Despite that ban, once mined, the uranium ore from Pinyon Plain Mine will be trucked to the White Mesa Mill in southern Utah along state and federal highways, including through Navajo Nation. Navajo President Buu Nygren begged the federal government to enter into the matter.

Once the ore makes it to White Mesa Mill, the company will extract natural uranium concentrate from the uranium ore, before selling the powder to US nuclear facilities, which arrange for the concentrate to be sent to other facilities for conversion and enrichment.

Moore says that uranium mining is much safer and better regulated than it was decades ago, and transporting the uranium ore is safe. Uqualla and Tilousi remain skeptical.

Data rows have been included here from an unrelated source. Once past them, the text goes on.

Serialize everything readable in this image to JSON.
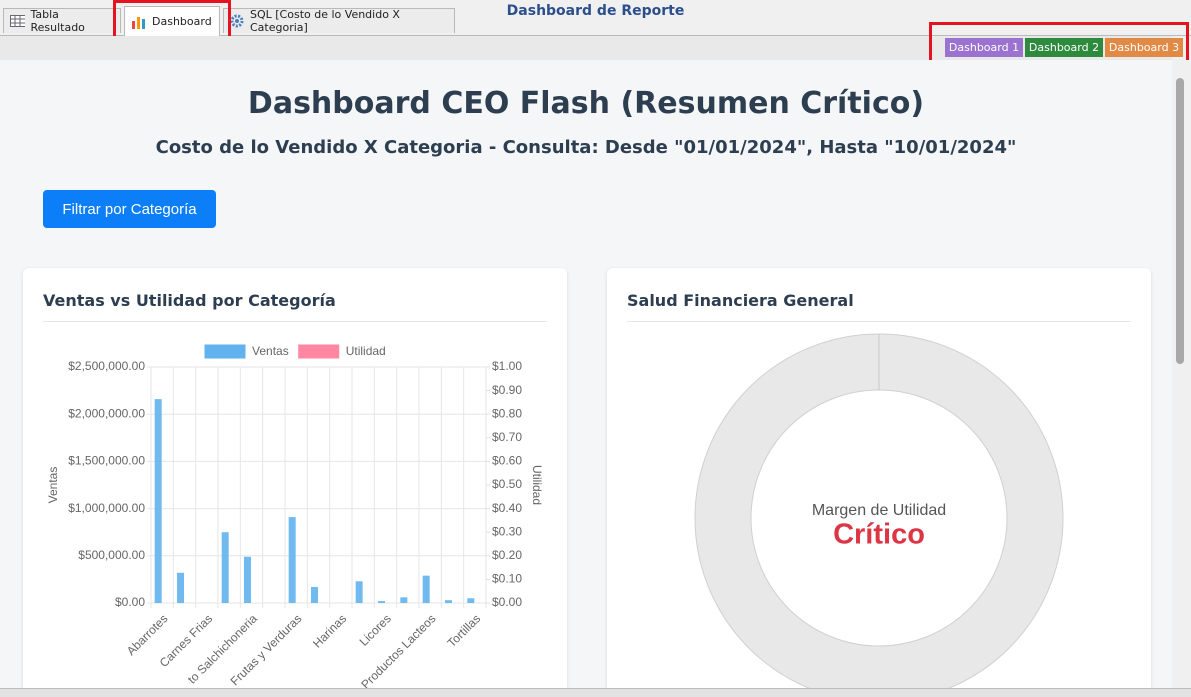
{
  "tabs": [
    "Tabla Resultado",
    "Dashboard",
    "SQL [Costo de lo Vendido X Categoria]"
  ],
  "header": {
    "title": "Dashboard de Reporte",
    "buttons": [
      "Dashboard 1",
      "Dashboard 2",
      "Dashboard 3"
    ]
  },
  "page": {
    "title": "Dashboard CEO Flash (Resumen Crítico)",
    "subtitle": "Costo de lo Vendido X Categoria - Consulta: Desde \"01/01/2024\", Hasta \"10/01/2024\"",
    "filter_button": "Filtrar por Categoría"
  },
  "chart_data": {
    "type": "bar",
    "title": "Ventas vs Utilidad por Categoría",
    "categories": [
      "Abarrotes",
      null,
      "Carnes Frias",
      null,
      "to Salchichoneria",
      null,
      "Frutas y Verduras",
      null,
      "Harinas",
      null,
      "Licores",
      null,
      "Productos Lacteos",
      null,
      "Tortillas"
    ],
    "series": [
      {
        "name": "Ventas",
        "color": "#62b2ee",
        "values": [
          2160000,
          320000,
          0,
          750000,
          490000,
          0,
          910000,
          170000,
          0,
          230000,
          20000,
          60000,
          290000,
          30000,
          50000
        ]
      },
      {
        "name": "Utilidad",
        "color": "#ff87a1",
        "axis": "y2",
        "values": [
          0,
          0,
          0,
          0,
          0,
          0,
          0,
          0,
          0,
          0,
          0,
          0,
          0,
          0,
          0
        ]
      }
    ],
    "ylabel": "Ventas",
    "y2label": "Utilidad",
    "ylim": [
      0,
      2500000
    ],
    "yticks": [
      {
        "value": 0,
        "label": "$0.00"
      },
      {
        "value": 500000,
        "label": "$500,000.00"
      },
      {
        "value": 1000000,
        "label": "$1,000,000.00"
      },
      {
        "value": 1500000,
        "label": "$1,500,000.00"
      },
      {
        "value": 2000000,
        "label": "$2,000,000.00"
      },
      {
        "value": 2500000,
        "label": "$2,500,000.00"
      }
    ],
    "y2lim": [
      0,
      1
    ],
    "y2ticks": [
      {
        "value": 0,
        "label": "$0.00"
      },
      {
        "value": 0.1,
        "label": "$0.10"
      },
      {
        "value": 0.2,
        "label": "$0.20"
      },
      {
        "value": 0.3,
        "label": "$0.30"
      },
      {
        "value": 0.4,
        "label": "$0.40"
      },
      {
        "value": 0.5,
        "label": "$0.50"
      },
      {
        "value": 0.6,
        "label": "$0.60"
      },
      {
        "value": 0.7,
        "label": "$0.70"
      },
      {
        "value": 0.8,
        "label": "$0.80"
      },
      {
        "value": 0.9,
        "label": "$0.90"
      },
      {
        "value": 1,
        "label": "$1.00"
      }
    ],
    "grid": true,
    "legend": "top"
  },
  "health": {
    "title": "Salud Financiera General",
    "center_label": "Margen de Utilidad",
    "status": "Crítico"
  }
}
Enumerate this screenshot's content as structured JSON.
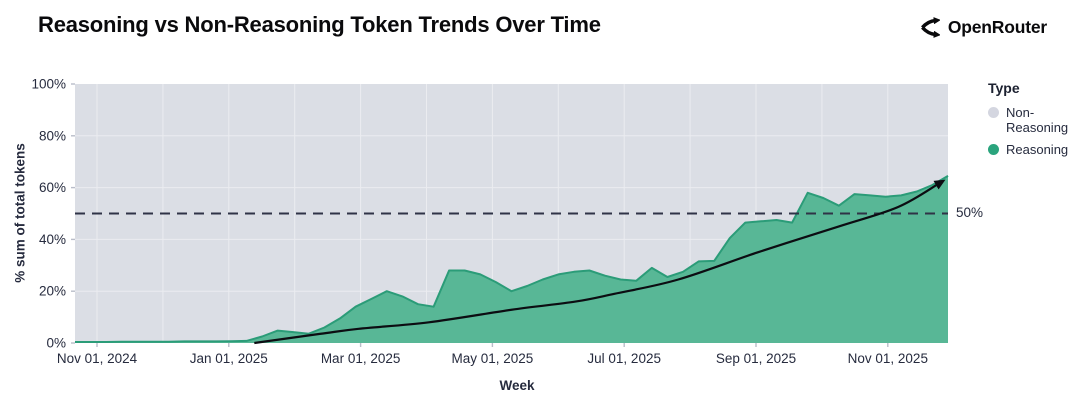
{
  "header": {
    "title": "Reasoning vs Non-Reasoning Token Trends Over Time",
    "brand": "OpenRouter"
  },
  "legend": {
    "title": "Type",
    "items": [
      {
        "label": "Non-Reasoning",
        "color": "#d4d6e0"
      },
      {
        "label": "Reasoning",
        "color": "#2aa47d"
      }
    ]
  },
  "chart_data": {
    "type": "area",
    "stacked_percent": true,
    "title": "Reasoning vs Non-Reasoning Token Trends Over Time",
    "xlabel": "Week",
    "ylabel": "% sum of total tokens",
    "ylim": [
      0,
      100
    ],
    "grid": "subtle white monthly verticals and 20%-step horizontals",
    "legend_position": "right",
    "ytick_values": [
      0,
      20,
      40,
      60,
      80,
      100
    ],
    "ytick_labels": [
      "0%",
      "20%",
      "40%",
      "60%",
      "80%",
      "100%"
    ],
    "xtick_labels": [
      "Nov 01, 2024",
      "Jan 01, 2025",
      "Mar 01, 2025",
      "May 01, 2025",
      "Jul 01, 2025",
      "Sep 01, 2025",
      "Nov 01, 2025"
    ],
    "series": [
      {
        "name": "Reasoning",
        "fill": "#58b796",
        "stroke": "#2b9c78",
        "unit": "% of total tokens, weekly",
        "values": [
          0.4,
          0.4,
          0.4,
          0.5,
          0.5,
          0.5,
          0.5,
          0.6,
          0.6,
          0.6,
          0.7,
          0.8,
          2.5,
          4.8,
          4.2,
          3.6,
          6,
          9.5,
          14,
          17,
          20,
          18,
          15,
          14,
          28,
          28,
          26.5,
          23.5,
          20,
          22,
          24.5,
          26.5,
          27.5,
          28,
          26,
          24.5,
          24,
          29,
          25.5,
          27.5,
          31.5,
          31.7,
          40.5,
          46.5,
          47,
          47.5,
          46.5,
          58,
          56,
          53,
          57.5,
          57,
          56.5,
          57,
          58.5,
          61,
          64.5
        ]
      },
      {
        "name": "Non-Reasoning",
        "fill": "#dbdee5",
        "values_note": "100 minus Reasoning at every week (100% stacked share chart)"
      }
    ],
    "reference_line": {
      "value": 50,
      "label": "50%",
      "style": "dashed",
      "color": "#2f3347"
    },
    "trend_arrow": {
      "description": "smooth black growth-trend curve ending in an arrowhead",
      "color": "#0c0d12",
      "points_week_pct": [
        [
          11.5,
          0
        ],
        [
          15.7,
          3.5
        ],
        [
          18.2,
          5.5
        ],
        [
          22.7,
          8
        ],
        [
          28.2,
          13
        ],
        [
          32.1,
          16
        ],
        [
          34.6,
          19
        ],
        [
          38.7,
          24.5
        ],
        [
          43.8,
          35
        ],
        [
          49,
          45
        ],
        [
          52.8,
          52.5
        ],
        [
          55.4,
          61.5
        ]
      ]
    }
  }
}
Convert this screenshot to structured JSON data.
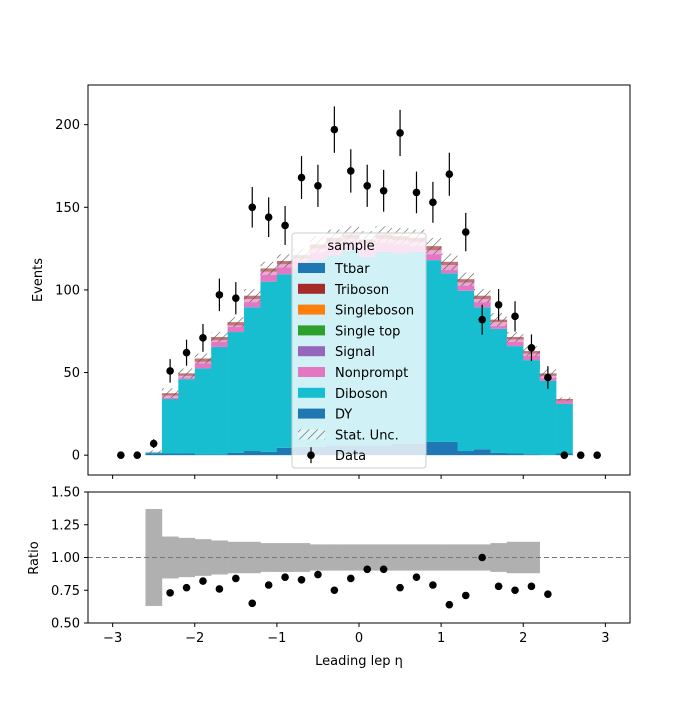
{
  "colors": {
    "Ttbar": "#1f77b4",
    "Triboson": "#a52a2a",
    "Singleboson": "#ff7f0e",
    "Single top": "#2ca02c",
    "Signal": "#9467bd",
    "Nonprompt": "#e377c2",
    "Diboson": "#17becf",
    "DY": "#1f77b4",
    "ratio_band": "#b0b0b0"
  },
  "chart_data": [
    {
      "type": "bar",
      "stacked": true,
      "xlim": [
        -3.3,
        3.3
      ],
      "ylim": [
        -12,
        224
      ],
      "ylabel": "Events",
      "xticks": [
        -3,
        -2,
        -1,
        0,
        1,
        2,
        3
      ],
      "yticks": [
        0,
        50,
        100,
        150,
        200
      ],
      "bin_edges": [
        -2.6,
        -2.4,
        -2.2,
        -2.0,
        -1.8,
        -1.6,
        -1.4,
        -1.2,
        -1.0,
        -0.8,
        -0.6,
        -0.4,
        -0.2,
        0.0,
        0.2,
        0.4,
        0.6,
        0.8,
        1.0,
        1.2,
        1.4,
        1.6,
        1.8,
        2.0,
        2.2,
        2.4,
        2.6
      ],
      "stack_order": [
        "DY",
        "Diboson",
        "Nonprompt",
        "Signal",
        "Single top",
        "Singleboson",
        "Triboson",
        "Ttbar"
      ],
      "series": [
        {
          "name": "DY",
          "values": [
            1.5,
            1,
            1,
            0.5,
            0.5,
            1.5,
            2.5,
            2,
            4.5,
            5,
            5,
            6,
            6,
            6,
            6,
            7,
            7,
            8,
            8,
            2.5,
            3.5,
            1.5,
            1,
            0.5,
            0,
            1
          ]
        },
        {
          "name": "Diboson",
          "values": [
            0.5,
            33,
            45,
            52,
            65,
            73,
            87,
            103,
            105,
            108,
            113,
            115,
            118,
            114,
            117,
            115,
            116,
            110,
            102,
            97,
            86,
            75,
            65,
            57,
            45,
            30
          ]
        },
        {
          "name": "Nonprompt",
          "values": [
            0,
            2,
            2,
            4,
            4,
            4,
            5,
            6,
            6,
            6,
            7,
            8,
            7,
            8,
            8,
            8,
            6,
            6,
            5,
            5,
            5,
            4,
            4,
            4,
            3,
            2
          ]
        },
        {
          "name": "Signal",
          "values": [
            0,
            0,
            0,
            0,
            0,
            0,
            0,
            0,
            0,
            0,
            0,
            0,
            0,
            0,
            0,
            0,
            0,
            0,
            0,
            0,
            0,
            0,
            0,
            0,
            0,
            0
          ]
        },
        {
          "name": "Single top",
          "values": [
            0,
            0,
            0,
            0,
            0,
            0,
            0,
            0,
            0,
            0,
            0,
            0,
            0,
            0,
            0,
            0,
            0,
            0,
            0,
            0,
            0,
            0,
            0,
            0,
            0,
            0
          ]
        },
        {
          "name": "Singleboson",
          "values": [
            0,
            0,
            0,
            0,
            0,
            0,
            0,
            0,
            0,
            0,
            0,
            0,
            0,
            0,
            0,
            0,
            0,
            0,
            0,
            0,
            0,
            0,
            0,
            0,
            0,
            0
          ]
        },
        {
          "name": "Triboson",
          "values": [
            0,
            1.5,
            1.5,
            2,
            2,
            2,
            2,
            2,
            2,
            2,
            2.5,
            2.5,
            2.5,
            2.5,
            2.5,
            2.5,
            2.5,
            2.5,
            2,
            2,
            2,
            1.5,
            1.5,
            1.5,
            1.5,
            1
          ]
        },
        {
          "name": "Ttbar",
          "values": [
            0,
            0,
            0,
            0,
            0,
            0,
            0,
            0,
            0,
            0,
            0,
            0,
            0,
            0,
            0,
            0,
            0,
            0,
            0,
            0,
            0,
            0,
            0,
            0,
            0,
            0
          ]
        }
      ],
      "stat_unc": [
        1,
        3,
        3,
        3,
        3,
        3,
        4,
        4,
        4,
        4,
        5,
        5,
        5,
        5,
        5,
        5,
        5,
        5,
        5,
        4,
        4,
        4,
        3,
        3,
        3,
        1
      ],
      "data_points": {
        "x": [
          -2.9,
          -2.7,
          -2.5,
          -2.3,
          -2.1,
          -1.9,
          -1.7,
          -1.5,
          -1.3,
          -1.1,
          -0.9,
          -0.7,
          -0.5,
          -0.3,
          -0.1,
          0.1,
          0.3,
          0.5,
          0.7,
          0.9,
          1.1,
          1.3,
          1.5,
          1.7,
          1.9,
          2.1,
          2.3,
          2.5,
          2.7,
          2.9
        ],
        "y": [
          0,
          0,
          7,
          51,
          62,
          71,
          97,
          95,
          150,
          144,
          139,
          168,
          163,
          197,
          172,
          163,
          160,
          195,
          159,
          153,
          170,
          135,
          82,
          91,
          84,
          65,
          47,
          0,
          0,
          0
        ]
      },
      "legend": {
        "title": "sample",
        "placement": "center",
        "entries": [
          "Ttbar",
          "Triboson",
          "Singleboson",
          "Single top",
          "Signal",
          "Nonprompt",
          "Diboson",
          "DY",
          "Stat. Unc.",
          "Data"
        ]
      }
    },
    {
      "type": "scatter",
      "xlim": [
        -3.3,
        3.3
      ],
      "ylim": [
        0.5,
        1.5
      ],
      "xlabel": "Leading lep η",
      "ylabel": "Ratio",
      "xticks": [
        -3,
        -2,
        -1,
        0,
        1,
        2,
        3
      ],
      "yticks": [
        0.5,
        0.75,
        1.0,
        1.25,
        1.5
      ],
      "ytick_labels": [
        "0.50",
        "0.75",
        "1.00",
        "1.25",
        "1.50"
      ],
      "reference_line": 1.0,
      "band_edges": [
        -2.6,
        -2.4,
        -2.2,
        -2.0,
        -1.8,
        -1.6,
        -1.4,
        -1.2,
        -1.0,
        -0.8,
        -0.6,
        -0.4,
        -0.2,
        0.0,
        0.2,
        0.4,
        0.6,
        0.8,
        1.0,
        1.2,
        1.4,
        1.6,
        1.8,
        2.0,
        2.2
      ],
      "band_half_width": [
        0.37,
        0.16,
        0.15,
        0.14,
        0.13,
        0.12,
        0.12,
        0.11,
        0.11,
        0.11,
        0.1,
        0.1,
        0.1,
        0.1,
        0.1,
        0.1,
        0.1,
        0.1,
        0.1,
        0.1,
        0.1,
        0.11,
        0.12,
        0.12
      ],
      "points": {
        "x": [
          -2.3,
          -2.1,
          -1.9,
          -1.7,
          -1.5,
          -1.3,
          -1.1,
          -0.9,
          -0.7,
          -0.5,
          -0.3,
          -0.1,
          0.1,
          0.3,
          0.5,
          0.7,
          0.9,
          1.1,
          1.3,
          1.5,
          1.7,
          1.9,
          2.1,
          2.3
        ],
        "y": [
          0.73,
          0.77,
          0.82,
          0.76,
          0.84,
          0.65,
          0.79,
          0.85,
          0.83,
          0.87,
          0.75,
          0.84,
          0.91,
          0.91,
          0.77,
          0.85,
          0.79,
          0.64,
          0.71,
          1.0,
          0.78,
          0.75,
          0.78,
          0.72
        ]
      }
    }
  ]
}
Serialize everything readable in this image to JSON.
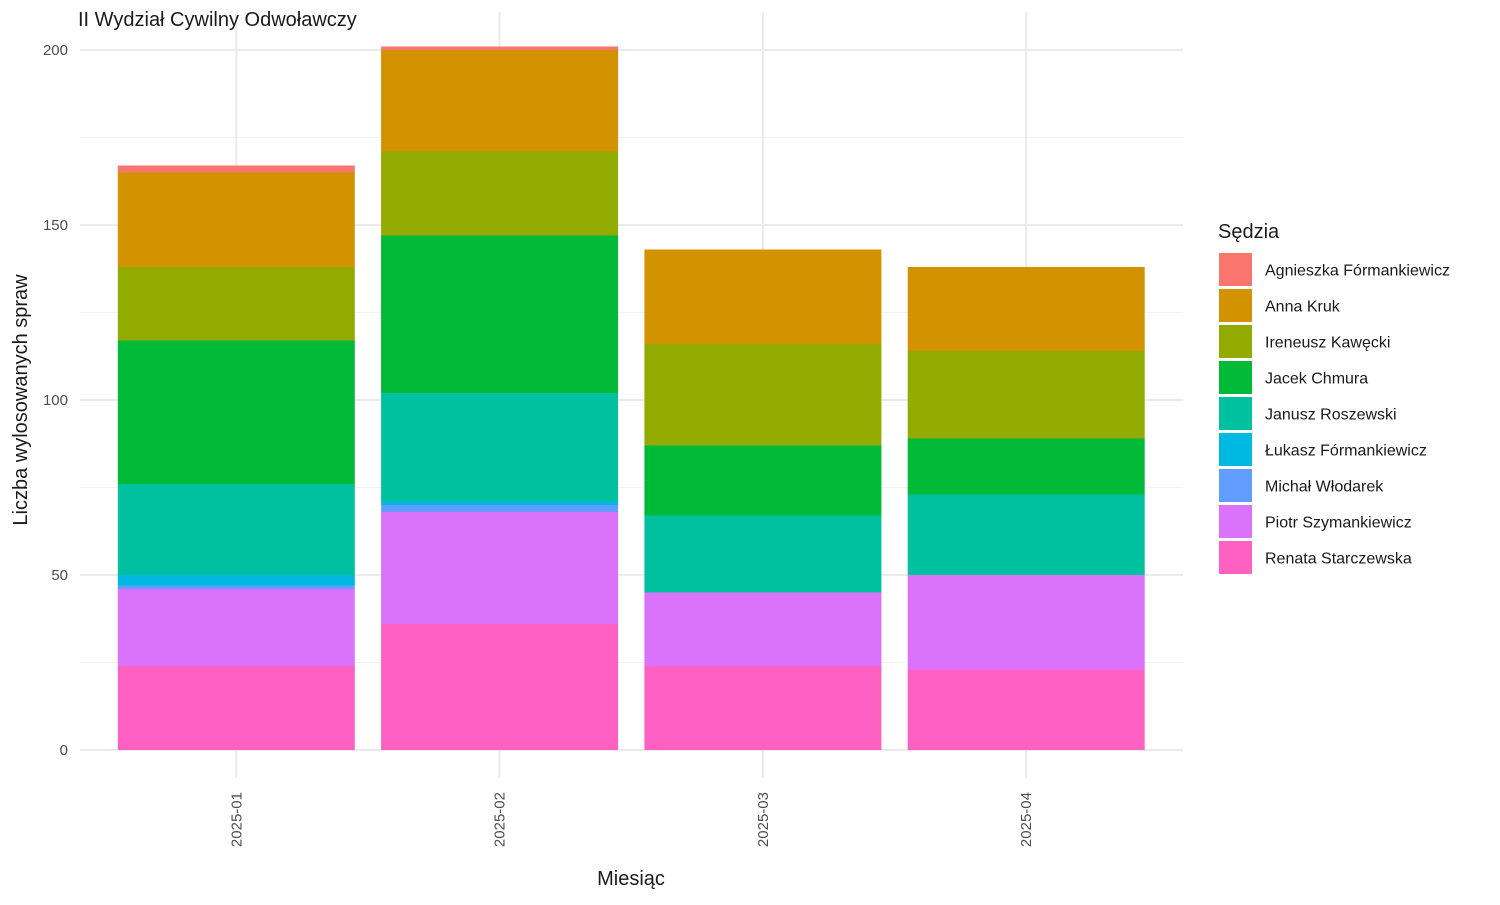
{
  "chart_data": {
    "type": "bar",
    "stacked": true,
    "title": "II Wydział Cywilny Odwoławczy",
    "xlabel": "Miesiąc",
    "ylabel": "Liczba wylosowanych spraw",
    "ylim": [
      0,
      200
    ],
    "yticks": [
      "0",
      "50",
      "100",
      "150",
      "200"
    ],
    "categories": [
      "2025-01",
      "2025-02",
      "2025-03",
      "2025-04"
    ],
    "grid": true,
    "legend": {
      "title": "Sędzia",
      "position": "right"
    },
    "series": [
      {
        "name": "Agnieszka Fórmankiewicz",
        "color": "#F8766D",
        "values": [
          2,
          1,
          0,
          0
        ]
      },
      {
        "name": "Anna Kruk",
        "color": "#D39200",
        "values": [
          27,
          29,
          27,
          24
        ]
      },
      {
        "name": "Ireneusz Kawęcki",
        "color": "#93AA00",
        "values": [
          21,
          24,
          29,
          25
        ]
      },
      {
        "name": "Jacek Chmura",
        "color": "#00BA38",
        "values": [
          41,
          45,
          20,
          16
        ]
      },
      {
        "name": "Janusz Roszewski",
        "color": "#00C19F",
        "values": [
          26,
          31,
          22,
          23
        ]
      },
      {
        "name": "Łukasz Fórmankiewicz",
        "color": "#00B9E3",
        "values": [
          3,
          1,
          0,
          0
        ]
      },
      {
        "name": "Michał Włodarek",
        "color": "#619CFF",
        "values": [
          1,
          2,
          0,
          0
        ]
      },
      {
        "name": "Piotr Szymankiewicz",
        "color": "#DB72FB",
        "values": [
          22,
          32,
          21,
          27
        ]
      },
      {
        "name": "Renata Starczewska",
        "color": "#FF61C3",
        "values": [
          24,
          36,
          24,
          23
        ]
      }
    ]
  }
}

Tilousi wishes Congress would update the 1872 mining law that allowed Energy Fuels to continue operating a mine on a national monument. It’s something the Biden administration has also recommended, in part because of the law allow companies to hold mining rights for long periods of timewhich sows mistrust among local communities including indigenous peoples.

Tilousi hopes reform can happen, but doesn’t expect it anytime soon.

“As a Native American living in this country, we’re always fighting something,” Tilousi said. “We always seem to be fighting for our existence.”